The government’s press release notes that the strategy involves an ‘ambitious, quicker expansion of nuclear, wind, solar, hydrogen, oil and gas, including delivering the equivalent to one nuclear reactor a year instead of one a decade.’  

Note the ‘expansion of oil and gas’.  The aim will be to accelerate the approval of new oil and gas fields in the North Sea and west of Shetland.  Essentially, it’s a doubling down on the oil industries so called ‘North Sea Transition Deal’.  The aim of the deal is to make the North Sea a ‘net-zero’ oil and gas basin by 2050 – but this can only happen if carbon capture and storage can be developed and introduced at large scale, which is as yet uncertain.  

Hydrogen is part of the oil industry strategy – the aim of the transition deal is for hydrogen to replace North Sea gas in domestic and commercial heating systems – these currently account for more than 20% of UK greenhouse gas emissions.  The strategy talks about hydrogen supplying around 10% of energy needs.  What it doesn’t say is that producing hydrogen by splitting methane or water is an enormously inefficient process and so a very significant proportion of all the new electricity produced from nuclear, wind, solar and oil and gas will be needed to produce the hydrogen!

After a period of equivocating on nuclear power it’s now back at the centre of the strategy.   No figures are given, but if we extrapolate from the cost of the current Hinkley C project the proposed developments will cost around £150 billion.  The government refers to nuclear as clean and safe.  It is neither.  This blog has looked at the arguments about nuclear elsewhere.  It’s a hugely expensive form of energy, high risk with long construction times and a history of cost overruns and serious and unresolved problems with radioactive waste.   

The new strategy says nothing about reducing energy demand through insulating new buildings and retrofitting existing housing stock.  Retrofitting the majority of UK housing is estimated to cost around £160 billion – this is roughly what the new nuclear programme will cost.  So, it seems like their plan is to construct large scale nuclear plants whose output will then provide the energy that is lost through the walls and roofs of homes, office and factories.

The supposed rationale for the new strategy is energy security.  Currently working people are paying the price for the super profits being earned by the oil and gas sector.  Led by that sector the strategy opts for a future of high energy prices – continuing oil and gas and new nuclear.  Renewable costs continue to decrease, nuclear energy costs continue to rise.  Currently renewable electricity is 6 times cheaper than gas and the gap is even bigger between the cost of renewables and the cost of nuclear.   
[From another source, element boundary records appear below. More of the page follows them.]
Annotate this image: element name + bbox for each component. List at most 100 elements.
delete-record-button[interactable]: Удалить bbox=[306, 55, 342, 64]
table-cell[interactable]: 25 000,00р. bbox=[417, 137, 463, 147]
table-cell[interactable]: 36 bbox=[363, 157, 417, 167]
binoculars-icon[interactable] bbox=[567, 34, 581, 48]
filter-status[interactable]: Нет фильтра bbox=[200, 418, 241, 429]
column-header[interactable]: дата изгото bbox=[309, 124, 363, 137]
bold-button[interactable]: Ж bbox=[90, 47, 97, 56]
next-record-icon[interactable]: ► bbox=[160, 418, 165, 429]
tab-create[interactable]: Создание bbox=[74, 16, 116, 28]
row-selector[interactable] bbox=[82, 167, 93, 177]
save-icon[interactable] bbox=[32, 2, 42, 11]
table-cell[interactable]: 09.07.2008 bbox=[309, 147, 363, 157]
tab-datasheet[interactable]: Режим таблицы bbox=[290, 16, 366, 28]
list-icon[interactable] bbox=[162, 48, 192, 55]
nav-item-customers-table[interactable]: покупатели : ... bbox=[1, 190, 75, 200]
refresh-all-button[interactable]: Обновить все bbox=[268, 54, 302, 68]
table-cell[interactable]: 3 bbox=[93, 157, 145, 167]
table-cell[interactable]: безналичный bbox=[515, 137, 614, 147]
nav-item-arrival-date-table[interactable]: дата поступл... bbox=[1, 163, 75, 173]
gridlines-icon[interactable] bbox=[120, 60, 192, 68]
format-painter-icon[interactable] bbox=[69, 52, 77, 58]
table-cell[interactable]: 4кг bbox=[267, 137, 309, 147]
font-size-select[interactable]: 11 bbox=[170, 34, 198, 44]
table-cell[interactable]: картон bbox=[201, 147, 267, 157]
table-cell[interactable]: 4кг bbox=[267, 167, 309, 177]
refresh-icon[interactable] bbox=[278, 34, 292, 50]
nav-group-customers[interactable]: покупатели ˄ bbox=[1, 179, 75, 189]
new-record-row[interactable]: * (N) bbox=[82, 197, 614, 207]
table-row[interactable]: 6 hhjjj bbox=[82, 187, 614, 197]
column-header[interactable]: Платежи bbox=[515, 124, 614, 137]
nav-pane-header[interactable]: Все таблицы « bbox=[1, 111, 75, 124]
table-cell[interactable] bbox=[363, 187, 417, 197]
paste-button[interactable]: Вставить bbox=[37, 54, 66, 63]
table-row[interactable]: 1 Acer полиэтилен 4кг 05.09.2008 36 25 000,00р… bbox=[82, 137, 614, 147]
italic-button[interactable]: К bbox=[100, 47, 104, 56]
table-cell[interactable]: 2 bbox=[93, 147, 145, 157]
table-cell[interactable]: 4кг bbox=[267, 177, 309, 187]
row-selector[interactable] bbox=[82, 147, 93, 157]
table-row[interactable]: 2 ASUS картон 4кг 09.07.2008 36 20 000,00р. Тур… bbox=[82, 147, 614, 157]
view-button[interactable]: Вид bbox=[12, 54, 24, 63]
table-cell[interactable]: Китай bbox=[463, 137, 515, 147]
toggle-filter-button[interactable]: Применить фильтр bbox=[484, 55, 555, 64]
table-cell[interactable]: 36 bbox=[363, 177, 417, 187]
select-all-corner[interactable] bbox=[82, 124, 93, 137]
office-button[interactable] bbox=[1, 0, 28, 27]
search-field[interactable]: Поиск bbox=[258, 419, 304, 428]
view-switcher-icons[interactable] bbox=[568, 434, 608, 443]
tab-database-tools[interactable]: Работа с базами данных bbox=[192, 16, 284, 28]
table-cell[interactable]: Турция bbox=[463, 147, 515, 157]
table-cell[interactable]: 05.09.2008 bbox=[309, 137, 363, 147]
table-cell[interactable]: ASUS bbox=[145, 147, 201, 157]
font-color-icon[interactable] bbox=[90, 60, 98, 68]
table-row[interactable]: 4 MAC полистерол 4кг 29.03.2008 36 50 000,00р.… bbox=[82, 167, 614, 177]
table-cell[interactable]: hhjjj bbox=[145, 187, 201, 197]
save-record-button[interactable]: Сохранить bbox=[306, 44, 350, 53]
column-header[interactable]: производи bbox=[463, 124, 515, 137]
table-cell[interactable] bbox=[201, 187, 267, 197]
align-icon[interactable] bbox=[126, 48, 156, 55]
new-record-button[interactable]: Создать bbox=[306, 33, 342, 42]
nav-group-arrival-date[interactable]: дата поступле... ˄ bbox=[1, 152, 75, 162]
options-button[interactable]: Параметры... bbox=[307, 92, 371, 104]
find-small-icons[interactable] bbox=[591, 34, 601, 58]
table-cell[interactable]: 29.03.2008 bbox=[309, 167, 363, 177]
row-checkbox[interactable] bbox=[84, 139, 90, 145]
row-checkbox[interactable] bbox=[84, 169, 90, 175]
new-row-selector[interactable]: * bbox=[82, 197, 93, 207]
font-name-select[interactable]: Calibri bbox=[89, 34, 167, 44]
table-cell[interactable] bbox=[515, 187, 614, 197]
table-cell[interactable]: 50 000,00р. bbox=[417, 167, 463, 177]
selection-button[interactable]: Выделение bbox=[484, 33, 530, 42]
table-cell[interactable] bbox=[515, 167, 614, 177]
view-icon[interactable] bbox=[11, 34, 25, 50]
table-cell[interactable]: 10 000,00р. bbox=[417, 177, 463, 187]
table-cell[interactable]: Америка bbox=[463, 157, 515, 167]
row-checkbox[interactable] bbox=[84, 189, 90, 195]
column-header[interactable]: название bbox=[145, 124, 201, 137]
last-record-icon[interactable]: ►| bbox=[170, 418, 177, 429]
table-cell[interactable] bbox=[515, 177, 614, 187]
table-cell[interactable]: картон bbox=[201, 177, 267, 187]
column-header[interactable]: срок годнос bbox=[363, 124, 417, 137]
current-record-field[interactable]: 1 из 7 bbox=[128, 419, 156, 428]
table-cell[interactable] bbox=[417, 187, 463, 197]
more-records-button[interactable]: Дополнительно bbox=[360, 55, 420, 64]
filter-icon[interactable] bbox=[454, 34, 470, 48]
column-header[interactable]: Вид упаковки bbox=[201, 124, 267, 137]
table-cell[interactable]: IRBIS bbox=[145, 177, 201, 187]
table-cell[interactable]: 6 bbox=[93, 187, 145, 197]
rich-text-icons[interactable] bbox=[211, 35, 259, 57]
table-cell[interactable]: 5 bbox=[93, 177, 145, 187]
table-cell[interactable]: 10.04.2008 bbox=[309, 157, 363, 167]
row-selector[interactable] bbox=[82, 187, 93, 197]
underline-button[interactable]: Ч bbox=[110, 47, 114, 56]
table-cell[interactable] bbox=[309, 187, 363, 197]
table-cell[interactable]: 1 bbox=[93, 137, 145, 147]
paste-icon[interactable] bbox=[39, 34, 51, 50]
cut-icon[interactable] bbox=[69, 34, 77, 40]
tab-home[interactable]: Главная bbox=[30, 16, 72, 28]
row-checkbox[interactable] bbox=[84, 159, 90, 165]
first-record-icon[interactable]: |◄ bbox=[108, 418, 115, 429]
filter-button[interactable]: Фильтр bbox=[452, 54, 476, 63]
Wind turbines near Carberry – image Pete Cannell CC0

It will be interesting to hear the response from the Scottish Government.  Until now Holyrood has been firmly signed up the North Sea Transition Deal and the oil industry agenda, but it has had a firm position of no new nuclear.  Similarly, it is now crunch time for the trade unions who have advocated just transition while endorsing the Transition Deal Strategy.  The argument at root has been over jobs.  It has been the case for a long time now that large-scale investment in renewables creates far more jobs than the same investment in nuclear.  Yesterday’s strategy announcement means in effect no transition and no justice.  There is an ever more urgent need for the workers movement and the climate movement to work together in opposition to the new strategy (really just the old strategy with more investment in false solutions).  Less than 24 hours after its release the strategy has been widely criticised but we will need to do more than oppose this latest attempt at preserving an unacceptable status quo and reject the North Sea transition deal in its entirety.